$\operatorname{Cov} \, (A,B)\geq 0$ and $\operatorname{Cov}(B,C)\geq 0\Rightarrow \operatorname{Cov}(A,C)\geq 0$?

Question

Let's say we have three random variables $A$, $B$ and $C$. I know that $\DeclareMathOperator{cov}{Cov} \cov(A,B)\geq 0$ and $\cov(B,C)\geq 0$ .

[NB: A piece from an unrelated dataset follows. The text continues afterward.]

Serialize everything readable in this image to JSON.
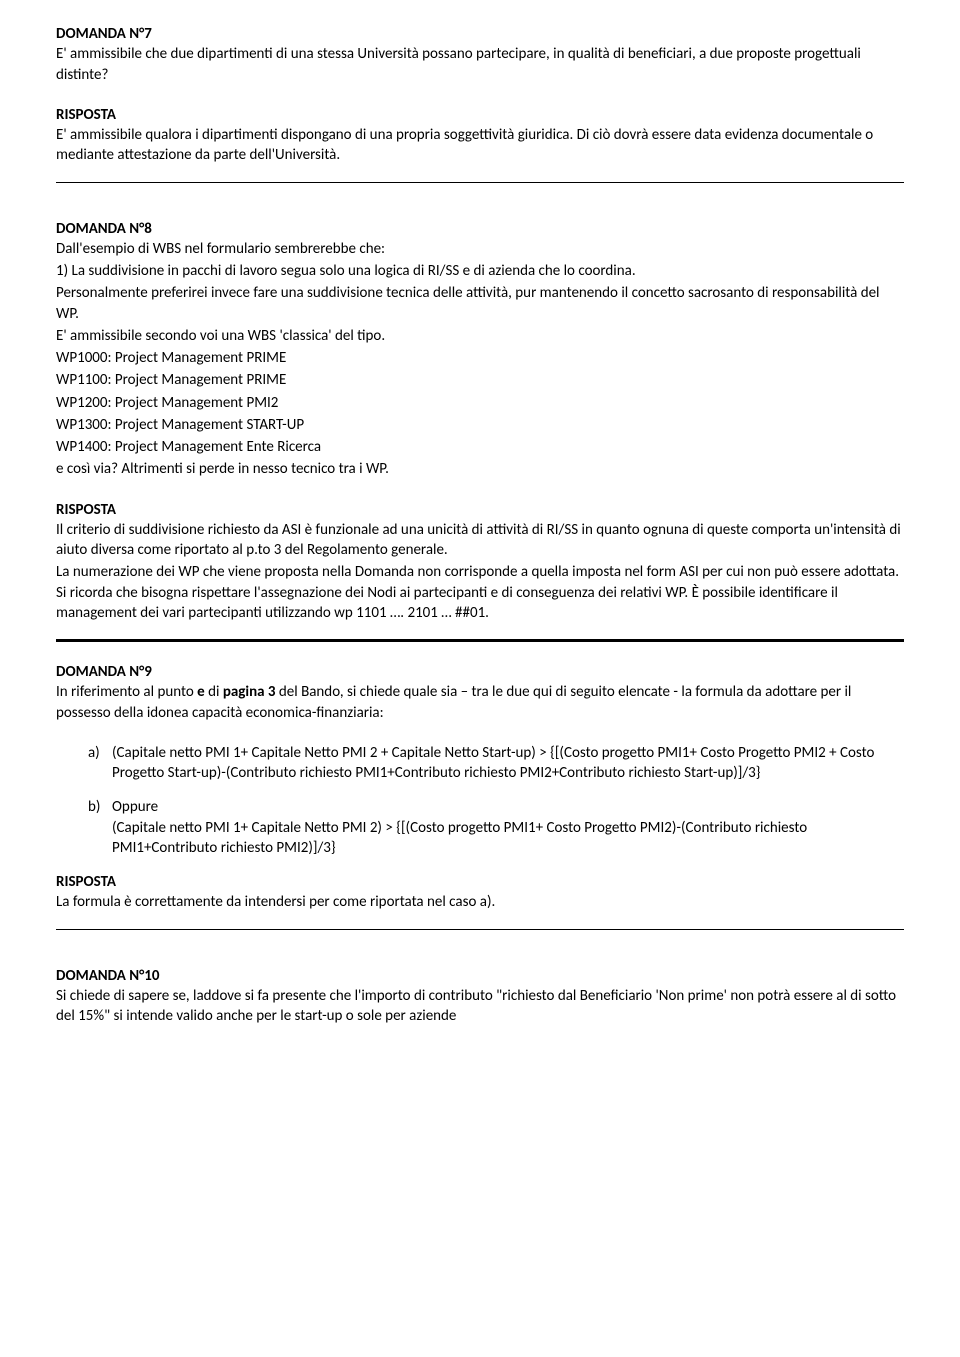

Then is it true that $\cov(A,C)\geq 0$?

Answer 1

No, this is in general not true. Just consider any random variable $X \in L^2$, $X \neq 0$, $\mathbb{E}X=0$, and choose $$A := X \qquad B := 0 \qquad C := -X.$$ Then $$\text{cov} \, (A,B) = \text{cov} \, (B,C) =0,$$ but $$\text{cov} \, (A,C) = - \mathbb{E}(X^2)<0.$$

Remark: It is also possible to construct counterexamples if the inequalities are strict, i.e. $\text{cov} \, (A,B) >0$, $\text{cov} \, (B,C)>0$ does not imply $\text{cov} \, (A,C) \geq 0$.

Answer 2

Another counterexample:

Let $X$ and $Y$ be independent $N(0,1)$ random variables. Define $V$ and $W$ as $V=X+Y$ and $W=Y-aX$ for some constant $a$ in $(0,1)$. Then it is readily verified that the correlation coefficients between $X$ and $V$ and between $V$ and $W$ are both positive (note that $\hbox{cov}(V, W)>0$ requires $0<a<1$), but the correlation coefficient between $X$ and $W$ is negative, showing that correlation need not be transitive.